De eenzijdige procedure tot beslag inzake namaak mag volgens het Hof niet leiden tot het verzegelen van computers want een dergelijke verzegeling brengt een onaanvaardbare verstoring mee van de handelsactiviteiten van de onderneming die van namaak wordt verdacht. De producenten van software die hun rechten willen beschermen mogen dus geen maatregelen bekomen die disproportioneel zijn aan het beoogde doel.
De Business Software Alliance is een groepering die de belangen vertegenwoordigt van de software producenten zoals Microsoft, Adobe, SAP, e.a. In België tracht de groepering het gebruik van nagemaakte software aan banden te leggen en zij doet daarvoor vaak beroep op de procedure van beslag inzake namaak.
De procedure van beslag inzake namaak laat de houder van intellectuele rechten toe om op eenzijdig verzoekschrift beslag te mogen leggen op waren waarvan vermoed wordt dat ze zijn nagemaakt. De bedoeling van de wetgever is om de houder van een intellectueel recht te beschermen door inbreukmakende goederen te beslagen, zodat ze niet meer op de markt kunnen worden gebracht en geen schade kunnen veroorzaken. De rechter zal een gerechtsdeskundige aanstellen die de vermeende namaak moet beschrijven en die een onderzoek kan instellen naar de omvang van de namaak. Deze informatie moet de houder van het intellectueel recht toelaten om een procedure ten gronde in te stellen waarbij hij op tegenspraak verdere verbodsmaatregelen en een schadevergoeding kan opleggen.
Omdat de procedure van beslag inzake namaak een procedure op eenzijdig verzoekschrift is, moet de rechter de grootst mogelijke voorzichtigheid aan de dag leggen. De rechten van de verdediging worden immers tekort gedaan, aangezien de rechter een beschikking velt zonder dat de van namaak verdachte partij wordt gehoord.
De Business Software Alliance stelt regelmatig zo’n procedure van beslag inzake namaak in indien zij vermoedt dat een onderneming gekopieerde software gebruikt. Hierbij bekomt de B.S.A. steevast van de rechters dat de computers waarop de zogezegde namaaksoftware wordt bewaard worden verzegeld. Door zo’n verzegeling op eenzijdig verzoekschrift tekent de rechter eigenlijk het doodvonnis van de onderneming die van namaak wordt verdacht. Immers, als haar computers verzegeld worden, valt het werkproces volledig stil en dit gedurende vele maanden, namelijk tot er een nieuwe gerechtelijke uitspraak is geveld.

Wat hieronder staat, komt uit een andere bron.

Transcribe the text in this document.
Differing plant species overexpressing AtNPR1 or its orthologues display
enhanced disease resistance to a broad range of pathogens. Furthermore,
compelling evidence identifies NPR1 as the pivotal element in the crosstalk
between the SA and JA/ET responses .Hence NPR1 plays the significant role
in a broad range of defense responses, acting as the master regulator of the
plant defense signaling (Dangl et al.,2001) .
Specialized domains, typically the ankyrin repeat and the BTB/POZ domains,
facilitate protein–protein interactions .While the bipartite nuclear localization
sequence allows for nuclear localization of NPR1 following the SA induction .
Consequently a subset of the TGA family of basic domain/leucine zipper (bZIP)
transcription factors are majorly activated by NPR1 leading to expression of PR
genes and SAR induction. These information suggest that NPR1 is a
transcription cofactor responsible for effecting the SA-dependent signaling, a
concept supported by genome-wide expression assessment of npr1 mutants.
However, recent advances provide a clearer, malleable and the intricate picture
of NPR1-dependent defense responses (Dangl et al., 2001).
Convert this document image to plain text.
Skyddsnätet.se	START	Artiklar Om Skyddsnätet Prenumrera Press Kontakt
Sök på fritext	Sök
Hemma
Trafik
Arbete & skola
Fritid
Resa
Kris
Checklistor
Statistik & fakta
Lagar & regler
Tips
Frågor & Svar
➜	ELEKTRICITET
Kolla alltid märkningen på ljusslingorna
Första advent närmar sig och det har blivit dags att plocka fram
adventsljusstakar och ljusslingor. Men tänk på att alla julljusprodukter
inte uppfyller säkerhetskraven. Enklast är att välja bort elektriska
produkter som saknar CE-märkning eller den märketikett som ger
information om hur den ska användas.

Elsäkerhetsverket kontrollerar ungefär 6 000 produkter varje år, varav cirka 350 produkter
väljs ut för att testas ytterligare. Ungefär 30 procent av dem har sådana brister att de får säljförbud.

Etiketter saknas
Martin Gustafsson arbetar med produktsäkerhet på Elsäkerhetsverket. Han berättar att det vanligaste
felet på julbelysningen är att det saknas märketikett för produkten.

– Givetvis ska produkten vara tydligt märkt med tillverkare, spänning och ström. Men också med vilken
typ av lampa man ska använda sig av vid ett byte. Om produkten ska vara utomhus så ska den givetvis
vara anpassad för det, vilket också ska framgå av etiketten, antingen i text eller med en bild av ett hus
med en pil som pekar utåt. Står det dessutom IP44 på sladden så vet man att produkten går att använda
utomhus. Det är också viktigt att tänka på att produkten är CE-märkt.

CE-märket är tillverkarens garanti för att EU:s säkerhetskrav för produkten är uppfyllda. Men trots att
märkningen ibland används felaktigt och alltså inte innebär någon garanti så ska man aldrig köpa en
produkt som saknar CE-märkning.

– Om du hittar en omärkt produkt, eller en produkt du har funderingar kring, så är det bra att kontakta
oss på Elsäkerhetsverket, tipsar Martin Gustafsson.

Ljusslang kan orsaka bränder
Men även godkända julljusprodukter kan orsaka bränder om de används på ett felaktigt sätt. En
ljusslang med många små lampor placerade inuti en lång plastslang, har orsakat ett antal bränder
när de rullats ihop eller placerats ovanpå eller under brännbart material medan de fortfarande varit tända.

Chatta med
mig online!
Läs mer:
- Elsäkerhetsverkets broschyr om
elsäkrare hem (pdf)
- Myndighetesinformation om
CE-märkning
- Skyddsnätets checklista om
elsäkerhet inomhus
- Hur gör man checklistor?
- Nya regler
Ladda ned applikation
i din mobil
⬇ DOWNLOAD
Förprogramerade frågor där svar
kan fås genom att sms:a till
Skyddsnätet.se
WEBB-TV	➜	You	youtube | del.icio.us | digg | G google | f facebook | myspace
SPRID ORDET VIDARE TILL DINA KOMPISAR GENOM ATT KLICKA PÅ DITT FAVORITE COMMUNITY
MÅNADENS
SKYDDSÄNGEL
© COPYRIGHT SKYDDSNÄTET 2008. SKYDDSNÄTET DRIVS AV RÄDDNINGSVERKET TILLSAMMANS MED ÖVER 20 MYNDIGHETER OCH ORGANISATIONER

Een onderneming waar beslag inzake namaak wordt gelegd heeft dan de volgende keuze: ofwel wacht zij vele maanden op een gerechtelijke uitspraak waarin het beslag inzake namaak wordt opgeheven, ofwel sluit zij ter plaatse een dading af met de B.S.A. waarbij zij een riante vergoeding betaalt voor de vermeende namaak. Een dergelijke dading is natuurlijk de beste oplossing, maar ook een zeer dure, want wie met de rug tegen de muur staat heeft weinig keuze.
Gelukkig heeft het Hof van Beroep te Antwerpen nu een einde gesteld aan deze praktijk waarbij het beslag inzake namaak steevast vergezeld gaat met de verzegeling van computers. Het Hof oordeelde dat “het gebruik van beweerde inbreukmakende software niet toelaat om het gebruik van het volledig computersysteem onmogelijk te maken. De hinder voor de gebruiker is niet verhouding” tot de legitieme eisen van de leden van de B.S.A. om illegale software tegen te gaan. Het blokkeren van computers bij de vermeende namakers “brengt een onaanvaardbare verstoring mee voor de werking van hun handelsactiviteiten,” zo stelde het Hof te Antwerpen nog.
Ondernemingen die het voorwerp uitmaken van een procedure tot beslag inzake namaak mogen zich dus niet meer laten intimideren! Als er ooit beslag zou worden gelegd, mag dit niet meer leiden tot het blokkeren van computers en heeft de onderneming dus rustig de tijd om uit te zoeken hoe het nu precies zit met de vermeende namaak (wat is echt en wat is niet echt?). Dan kan ze eventueel op voet van gelijkheid een dading bespreken met de B.S.A. of kan ze de uitkomst van de tegensprekelijke procedure afwachten.